(worded this wrong)...Firefighters were not let in there after an hour or so, so how can it be referred to the them?
http://www.youtube.com/watch?feature...js8vO6_Hc&NR=1
Actual quotes here:
They backed me off the rig because Seven was in dead jeopardy, so they backed everybody off and moved us to the rear end of Vesey Street. We just stood there for a half hour, 40 minutes, because Seven was in imminent collapse and finally did come down. –Firefighter Thomas Smith
We were concerned that the fires on several floors and the missing steel would result in the building collapsing. So for the next five or six hours we kept firefighters from working anywhere near that building, which included the whole north side of the World Trade Center complex. –Chief Frank Fellini
I remember him screaming about number 7, No. 7, that they wanted everybody away from 7 because 7 was definitely going to collapse, they don't know when, but it's definitely going to come down, just get the hell out of the way, everybody get away from it, make sure you're away from it, that's an order, you know, stuff like that. –Firefighter Edward Kennedy
"We heard reports all day long of 7 World Trade possibly coming down. ...We heard that all day long, all the warnings." –Firefighter Christopher Patrick Murray
I guess it was a Chief was saying clear the area, because they were worried about number Seven World Trade Center coming down and burying guys who were digging. So basically we went back to the rig because they were clearing that area out. It took about three hours for Seven World Trade Center to actually come down. –Firefighter Kevin McGovern
The damage was no where near as bad as WTC5
look here-
http://911research.wtc7.net/wtc/atta...ire_floors.jpg
and that never collapsed...
There is also this from fox news writer now i believe he is... Jeffrey Scott Shapiro states, “I was working as a journalist for Gannett News at Ground Zero that day, and I remember very clearly what I saw and heard.”

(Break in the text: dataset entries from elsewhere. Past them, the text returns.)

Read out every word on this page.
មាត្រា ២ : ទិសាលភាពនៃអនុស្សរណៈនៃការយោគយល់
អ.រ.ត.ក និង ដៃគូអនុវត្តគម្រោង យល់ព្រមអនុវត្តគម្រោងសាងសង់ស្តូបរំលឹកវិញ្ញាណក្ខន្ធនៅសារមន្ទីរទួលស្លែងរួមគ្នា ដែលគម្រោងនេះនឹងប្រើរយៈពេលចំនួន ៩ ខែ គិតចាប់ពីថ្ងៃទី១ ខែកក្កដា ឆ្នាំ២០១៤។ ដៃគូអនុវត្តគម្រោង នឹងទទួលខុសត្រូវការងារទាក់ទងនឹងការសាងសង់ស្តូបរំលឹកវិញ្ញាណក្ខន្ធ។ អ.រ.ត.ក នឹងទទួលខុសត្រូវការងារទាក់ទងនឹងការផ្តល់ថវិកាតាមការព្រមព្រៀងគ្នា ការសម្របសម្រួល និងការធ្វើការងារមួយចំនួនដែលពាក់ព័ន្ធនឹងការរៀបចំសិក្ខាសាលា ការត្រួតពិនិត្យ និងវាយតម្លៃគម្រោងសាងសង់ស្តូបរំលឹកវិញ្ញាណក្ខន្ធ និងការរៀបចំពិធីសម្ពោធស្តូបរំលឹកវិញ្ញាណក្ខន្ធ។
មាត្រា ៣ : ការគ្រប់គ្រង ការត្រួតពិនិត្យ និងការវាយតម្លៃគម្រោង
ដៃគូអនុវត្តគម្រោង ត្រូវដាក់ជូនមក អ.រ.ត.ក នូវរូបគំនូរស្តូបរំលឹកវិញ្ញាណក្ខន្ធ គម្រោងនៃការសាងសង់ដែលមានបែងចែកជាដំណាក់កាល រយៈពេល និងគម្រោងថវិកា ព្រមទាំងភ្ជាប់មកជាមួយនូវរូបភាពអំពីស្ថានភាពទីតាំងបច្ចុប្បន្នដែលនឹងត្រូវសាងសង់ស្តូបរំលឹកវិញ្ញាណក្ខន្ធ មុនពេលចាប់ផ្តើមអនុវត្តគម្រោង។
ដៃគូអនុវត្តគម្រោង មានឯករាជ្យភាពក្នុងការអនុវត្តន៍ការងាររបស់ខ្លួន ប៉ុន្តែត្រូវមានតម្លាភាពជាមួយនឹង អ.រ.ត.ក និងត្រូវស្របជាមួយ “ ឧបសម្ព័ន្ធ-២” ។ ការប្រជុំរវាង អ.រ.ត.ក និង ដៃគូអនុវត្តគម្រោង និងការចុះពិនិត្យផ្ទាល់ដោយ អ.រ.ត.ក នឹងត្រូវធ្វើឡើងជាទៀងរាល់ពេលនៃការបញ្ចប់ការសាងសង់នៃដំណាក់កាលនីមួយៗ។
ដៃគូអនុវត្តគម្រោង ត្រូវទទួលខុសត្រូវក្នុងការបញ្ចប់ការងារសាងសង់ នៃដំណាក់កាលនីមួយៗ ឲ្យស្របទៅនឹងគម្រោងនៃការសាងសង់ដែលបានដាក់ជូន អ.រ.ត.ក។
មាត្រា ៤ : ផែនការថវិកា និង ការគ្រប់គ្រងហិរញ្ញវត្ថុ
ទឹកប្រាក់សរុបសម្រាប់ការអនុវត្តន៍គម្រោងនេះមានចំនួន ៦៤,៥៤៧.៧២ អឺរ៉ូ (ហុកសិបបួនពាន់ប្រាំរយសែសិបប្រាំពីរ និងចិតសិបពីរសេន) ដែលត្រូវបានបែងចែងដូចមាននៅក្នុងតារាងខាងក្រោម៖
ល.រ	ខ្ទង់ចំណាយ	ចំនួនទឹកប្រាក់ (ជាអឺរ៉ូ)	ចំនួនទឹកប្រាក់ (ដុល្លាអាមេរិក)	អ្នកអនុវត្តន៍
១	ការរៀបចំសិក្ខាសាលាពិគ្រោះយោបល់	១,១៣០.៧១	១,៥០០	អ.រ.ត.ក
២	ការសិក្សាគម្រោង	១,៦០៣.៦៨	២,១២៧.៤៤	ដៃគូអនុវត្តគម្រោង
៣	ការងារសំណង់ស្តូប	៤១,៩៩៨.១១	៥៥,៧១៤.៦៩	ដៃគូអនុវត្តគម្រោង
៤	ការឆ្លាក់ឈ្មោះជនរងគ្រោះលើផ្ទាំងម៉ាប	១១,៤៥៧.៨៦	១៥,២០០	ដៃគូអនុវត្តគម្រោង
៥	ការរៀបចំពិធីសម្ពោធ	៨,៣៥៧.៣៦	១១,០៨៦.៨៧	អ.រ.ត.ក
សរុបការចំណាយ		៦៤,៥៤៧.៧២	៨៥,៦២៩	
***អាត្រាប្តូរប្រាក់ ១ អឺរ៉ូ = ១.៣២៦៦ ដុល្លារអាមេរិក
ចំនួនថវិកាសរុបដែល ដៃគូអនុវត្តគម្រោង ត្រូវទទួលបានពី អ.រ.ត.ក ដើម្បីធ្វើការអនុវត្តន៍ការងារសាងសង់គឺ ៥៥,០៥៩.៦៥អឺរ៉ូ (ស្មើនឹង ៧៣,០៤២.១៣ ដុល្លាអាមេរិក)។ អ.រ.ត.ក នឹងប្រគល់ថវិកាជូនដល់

“Shortly before the building collapsed, several NYPD officers and Con-Edison workers told me that Larry Silverstein, the property developer of One World Financial Center was on the phone with his insurance carrier to see if they would authorize the controlled demolition of the building – since its foundation was already unstable and expected to fall.”
In February of 2002 Silverstein Properties won $861 million from Industrial Risk Insurers to rebuild on the site of WTC 7. Silverstein Properties’ estimated investment in WTC 7 was $386 million. This building’s collapse alone resulted in a payout of nearly $500 million, based on the contention that it was an unforeseen accidental event.
After all that Silverstein racked up half a billion dollars. Go figure.